Could you describe where do you deploy Flink fat JAR? It is on-prem Flink Standalone cluster?
Just the local cluster
let me try with latest version. I guess by local cluster you mean Flink standalone mode like this https://nightlies.apache.org/flink/flink-docs-master/docs/deployment/resource-providers/standalone/overview/ and not something else.
I guess we need to prepare some docker-compose example to prevent people from being stuck at the very beginning.
Just checked on standalone session mode. it works fine on Flink 2.0, should work on on Flink1.x as well. There are steps to test:
- Put this library into the cluster lib folder, i.e. download this JAR: https://repo1.maven.org/maven2/org/flinkextended/flink-scala-api-2_3/1.2.8/flink-scala-api-2_3-1.2.8.jar and put inside your
flink/libfolder of the JM and TM installations. - Remove scala*.jar from flink/lib installation.

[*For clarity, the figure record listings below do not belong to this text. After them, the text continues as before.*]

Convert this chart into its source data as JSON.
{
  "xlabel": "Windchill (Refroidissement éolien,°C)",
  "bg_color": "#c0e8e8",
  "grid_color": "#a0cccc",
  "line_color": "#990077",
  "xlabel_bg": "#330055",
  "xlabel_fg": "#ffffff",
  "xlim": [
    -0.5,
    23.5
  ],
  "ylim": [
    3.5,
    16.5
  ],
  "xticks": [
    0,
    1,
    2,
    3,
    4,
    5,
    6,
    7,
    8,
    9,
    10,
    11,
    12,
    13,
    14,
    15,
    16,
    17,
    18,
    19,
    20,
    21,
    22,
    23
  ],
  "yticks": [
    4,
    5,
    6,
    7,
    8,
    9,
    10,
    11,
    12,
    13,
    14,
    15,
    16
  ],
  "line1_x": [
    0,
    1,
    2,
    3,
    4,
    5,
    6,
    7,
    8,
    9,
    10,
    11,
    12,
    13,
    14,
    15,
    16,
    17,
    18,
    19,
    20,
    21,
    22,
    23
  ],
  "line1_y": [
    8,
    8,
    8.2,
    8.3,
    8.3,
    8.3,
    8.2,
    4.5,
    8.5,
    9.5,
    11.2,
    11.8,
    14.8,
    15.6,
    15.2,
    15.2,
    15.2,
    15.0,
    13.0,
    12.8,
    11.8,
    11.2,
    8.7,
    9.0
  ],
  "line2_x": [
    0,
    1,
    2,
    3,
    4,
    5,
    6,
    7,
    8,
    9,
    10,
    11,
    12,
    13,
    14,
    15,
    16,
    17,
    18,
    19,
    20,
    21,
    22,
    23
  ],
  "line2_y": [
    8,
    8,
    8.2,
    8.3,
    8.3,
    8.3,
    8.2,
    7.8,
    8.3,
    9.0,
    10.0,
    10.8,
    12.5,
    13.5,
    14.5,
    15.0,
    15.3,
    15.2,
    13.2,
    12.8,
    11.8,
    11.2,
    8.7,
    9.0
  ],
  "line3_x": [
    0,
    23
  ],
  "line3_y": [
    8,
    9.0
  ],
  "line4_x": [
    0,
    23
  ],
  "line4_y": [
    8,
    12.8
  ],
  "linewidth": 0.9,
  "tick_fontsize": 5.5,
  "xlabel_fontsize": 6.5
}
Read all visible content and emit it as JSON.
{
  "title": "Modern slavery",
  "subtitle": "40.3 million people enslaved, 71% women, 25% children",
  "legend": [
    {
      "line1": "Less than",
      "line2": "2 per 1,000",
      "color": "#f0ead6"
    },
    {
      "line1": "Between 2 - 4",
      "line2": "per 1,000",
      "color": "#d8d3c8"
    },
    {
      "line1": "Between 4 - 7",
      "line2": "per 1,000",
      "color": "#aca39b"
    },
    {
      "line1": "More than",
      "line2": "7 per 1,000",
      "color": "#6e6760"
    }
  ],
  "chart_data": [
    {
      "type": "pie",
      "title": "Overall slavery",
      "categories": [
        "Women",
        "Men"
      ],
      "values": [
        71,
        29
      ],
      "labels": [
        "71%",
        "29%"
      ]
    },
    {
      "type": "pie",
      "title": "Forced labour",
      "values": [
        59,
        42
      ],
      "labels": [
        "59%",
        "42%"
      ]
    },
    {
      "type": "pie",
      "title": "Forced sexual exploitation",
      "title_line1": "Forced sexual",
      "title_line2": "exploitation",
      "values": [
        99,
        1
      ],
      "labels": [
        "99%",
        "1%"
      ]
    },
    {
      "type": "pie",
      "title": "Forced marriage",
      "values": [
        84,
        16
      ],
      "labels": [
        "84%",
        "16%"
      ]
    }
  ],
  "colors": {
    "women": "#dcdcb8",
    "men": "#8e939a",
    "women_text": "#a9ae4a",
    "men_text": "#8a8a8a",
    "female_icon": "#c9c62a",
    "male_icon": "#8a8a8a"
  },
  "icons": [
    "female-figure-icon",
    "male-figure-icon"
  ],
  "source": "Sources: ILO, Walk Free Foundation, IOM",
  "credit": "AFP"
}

- Now start (or restart) Flink standalone cluster to apply changes in the lib folder we made in the steps 1 & 2.
- Submit Flink job via
flink runcommand on started cluster.
I am using single machine with the Flink installation to start new cluster and run "flink run" command. Code I used:
package org.example
import org.apache.flinkx.api.*
import org.apache.flinkx.api.serializers.*
@main def wordCountExample =
val env = StreamExecutionEnvironment.getExecutionEnvironment
val text = env.fromElements(
"To be, or not to be,--that is the question:--",
"Whether 'tis nobler in the mind to suffer",
"The slings and arrows of outrageous fortune",
"Or to take arms against a sea of troubles,"
)
text
.flatMap(_.toLowerCase.split("\\W+"))
.map((_, 1))
.keyBy(_._1)
.sum(1)
.print()
env.execute("wordCount")
Command sbt assembly gives me a fat JAR, in my case I am using my GitHub project called flink-sandbox
flink-sandbox/modules/core/target/scala-3.3.5/core-assembly-0.1.0-SNAPSHOT.jar
./bin/flink run -c org.example.wordCountExample ../flink-sandbox/modules/core/target/scala-3.3.5/core-assembly-0.1.0-SNAPSHOT.jar
Job has been submitted with JobID ec45d591de66283cce30d08dec5e265c
Program execution finished
Job with JobID ec45d591de66283cce30d08dec5e265c has finished.
Job Runtime: 487 ms
P.S. session mode uses a but weird class loading, even if you pack this scala-api into your fat JAR it is not going to be detected, so this is why we have to add it explicitly into the cluster lib folder. Other user-side libraries is ok to keep in your far JAR.